I know a few people who walked away from Season Eight unsatisfied, a few who walked away confused, and a few who walked away both confused and satisfied, which then made them just plain angry. There are a number of reasons for this, but I think the biggest one is probably that Season Eight is not what Buffy on TV was, sometimes very emphatically so. This is a different world, a world where Joss Whedon was able to stretch his creative legs without the constraints of a TV or even a motion picture budget. This was Buffy unchained, and a lot of fans didn’t like what they saw.
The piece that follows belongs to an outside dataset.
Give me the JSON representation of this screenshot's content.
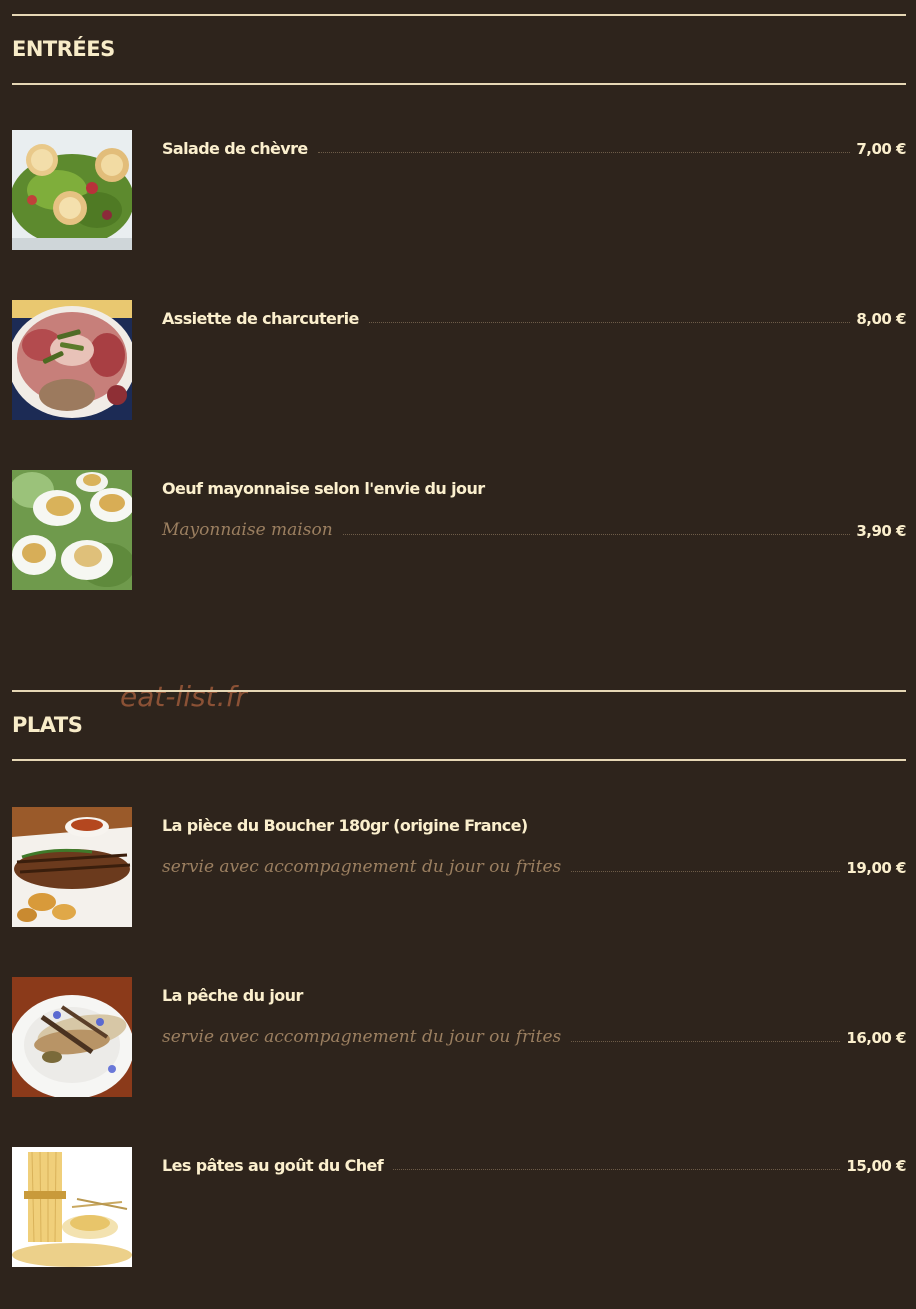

I’m not going to recap the whole 40-some odd issue run of Season Eight, but one thing I do want to emphasize is the scale of the thing. As we resume our adventures with the world’s favorite vampire huntress, she’s in command of a large army of Slayers operating out of a castle in Scotland. They’re well-funded, well-armed, and dedicated to saving the world. But the world doesn’t see it that way. Everyone knows about the Slayers now, and most of the world isn’t taking it very well. Buffy is viewed as a terrorist leader, and a number of threats against her and her organization lurk around every corner, chief among them the enigmatic “Big Bad” known only as Twilight (do not attach sparkliness to that name, please).
But the whole “Buffy lives in a castle and commands an army” thing is just the tip of the epic iceberg. Willow’s powers are far beyond anything she’s ever known, Dawn’s been turned into a giant (long story), and as the season nears its end Buffy’s sex life gets really, really freaky. I mean, world-alteringly freaky.
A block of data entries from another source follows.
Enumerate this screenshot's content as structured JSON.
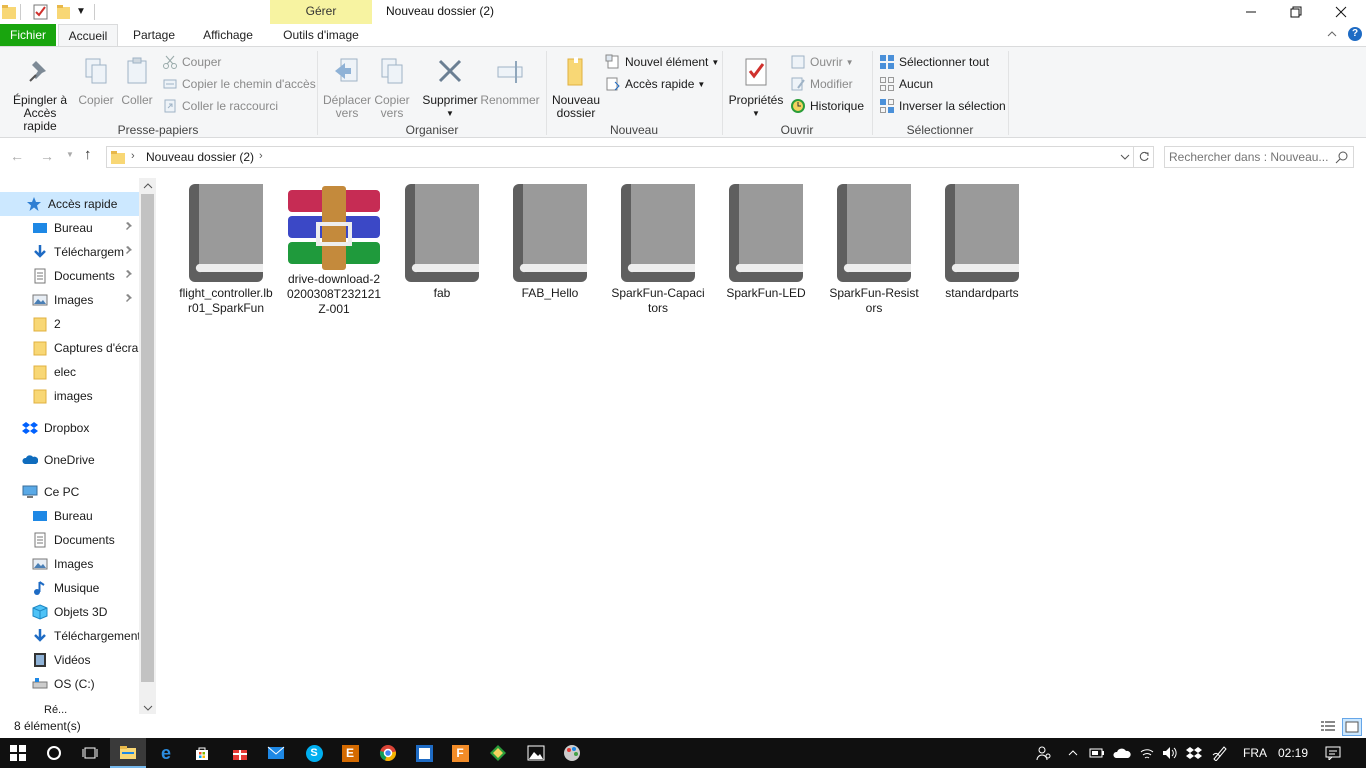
{
  "window": {
    "title": "Nouveau dossier (2)",
    "context_group": "Gérer",
    "context_tab": "Outils d'image"
  },
  "tabs": {
    "file": "Fichier",
    "home": "Accueil",
    "share": "Partage",
    "view": "Affichage"
  },
  "ribbon": {
    "clipboard": {
      "label": "Presse-papiers",
      "pin_line1": "Épingler à",
      "pin_line2": "Accès rapide",
      "copy": "Copier",
      "paste": "Coller",
      "cut": "Couper",
      "copy_path": "Copier le chemin d'accès",
      "paste_shortcut": "Coller le raccourci"
    },
    "organize": {
      "label": "Organiser",
      "move_line1": "Déplacer",
      "move_line2": "vers",
      "copyto_line1": "Copier",
      "copyto_line2": "vers",
      "delete": "Supprimer",
      "rename": "Renommer"
    },
    "new": {
      "label": "Nouveau",
      "new_folder_line1": "Nouveau",
      "new_folder_line2": "dossier",
      "new_item": "Nouvel élément",
      "quick_access": "Accès rapide"
    },
    "open": {
      "label": "Ouvrir",
      "properties": "Propriétés",
      "open": "Ouvrir",
      "edit": "Modifier",
      "history": "Historique"
    },
    "select": {
      "label": "Sélectionner",
      "select_all": "Sélectionner tout",
      "select_none": "Aucun",
      "invert": "Inverser la sélection"
    }
  },
  "address": {
    "path": "Nouveau dossier (2)",
    "search_placeholder": "Rechercher dans : Nouveau..."
  },
  "nav": {
    "quick_access": "Accès rapide",
    "qa_items": [
      "Bureau",
      "Téléchargem",
      "Documents",
      "Images",
      "2",
      "Captures d'écran",
      "elec",
      "images"
    ],
    "dropbox": "Dropbox",
    "onedrive": "OneDrive",
    "this_pc": "Ce PC",
    "pc_items": [
      "Bureau",
      "Documents",
      "Images",
      "Musique",
      "Objets 3D",
      "Téléchargements",
      "Vidéos",
      "OS (C:)"
    ],
    "cut_off": "Ré..."
  },
  "files": [
    {
      "name": "flight_controller.lbr01_SparkFun",
      "icon": "book-icon"
    },
    {
      "name": "drive-download-20200308T232121Z-001",
      "icon": "winrar-archive-icon"
    },
    {
      "name": "fab",
      "icon": "book-icon"
    },
    {
      "name": "FAB_Hello",
      "icon": "book-icon"
    },
    {
      "name": "SparkFun-Capacitors",
      "icon": "book-icon"
    },
    {
      "name": "SparkFun-LED",
      "icon": "book-icon"
    },
    {
      "name": "SparkFun-Resistors",
      "icon": "book-icon"
    },
    {
      "name": "standardparts",
      "icon": "book-icon"
    }
  ],
  "status": {
    "count": "8 élément(s)"
  },
  "taskbar": {
    "language": "FRA",
    "time": "02:19"
  },
  "colors": {
    "file_tab": "#19a50e",
    "context_tab": "#f7f3a1",
    "selection": "#cce8ff",
    "taskbar": "#101010",
    "accent": "#0078d7"
  }
}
I won’t spoil how all of this works as part of one story, or how it’s resolved, but it wasn’t to the liking of every Buffy fan, because, to be honest, this wasn’t Buffy. It wasn’t the story we followed for seven years on television. The old Whedon banter was there, the sense of humor was intact, the gravity of the big moments kept ringing true. But this was far beyond anything we’d seen on TV. This was a story on a global – even a universal – scale, and some readers thought they’d been cheated out of the human element that made all that time on TV so worthwhile.
I disagree with that assessment. Yes, the old “Scoobies” gang is changed forever. As the comic story takes off, it’s already in a different form, and events conspire over the course of the series to ensure that it’ll never be quite the same again. The kids who hung out in cemeteries and staked vampires for the good of the citizenry of Sunnydale are adults now, and they’ve got bigger fish to fry. That’s a hard thing for some fans to grasp. But perhaps the more important thing to focus on here is the creators, Joss Whedon and Drew Goddard and Jane Espenson and comics great Brian K. Vaughan. Did you really expect – or want – them to just do more of the same, in panels instead of on screens?
When Joss Whedon’s series left television, he left Sunnydale – the show’s home base – in a smoking crater. He did that on purpose. Even if he didn’t get a chance to continue the story, he made a deliberate choice to force Buffy out of her comfort zone. In doing so, he forced himself out of his own comfort zone as the comics story began. There were bigger issues at stake here, and with nothing but his own imagination and the talents of his artists to limit him, Whedon could go as big as he wanted for as long as he wanted. He held absolutely nothing back. There are moments in Season Eight that are ecstatic with the glory of imaginative power. Whedon and his cohorts aren’t content to give Buffy a few more vampires or one more demon bent on ending the world. They wanted to go further than that, and in those moments when you feel them swinging for the fences, even if you’re disappointed by them, there’s an indescribable kind of excitement at play.
I loved Season Eight, loved it from the first issue right up to the last, major canonical changes and all. I loved it because it was about change, it was about what someone so used to smaller potatoes was forced to do when her world suddenly and aggressively expanded beyond her control. It meant that I got to go on the same journey that Buffy did. We were both freewheeling through this violent new space in the Whedonverse, and even if it did get a little outlandish, it was fun.
For loyal Buffy fans, Season Eight is often a challenge. But that’s the point. If Whedon did the same old stuff over and over, he wouldn’t be Whedon. If you’ve been holding back on this series, dive in. If you tried and gave up, dive in again. There’s great stuff here, some of the biggest imaginative leaps of Joss Whedon’s career, and he deserves credit.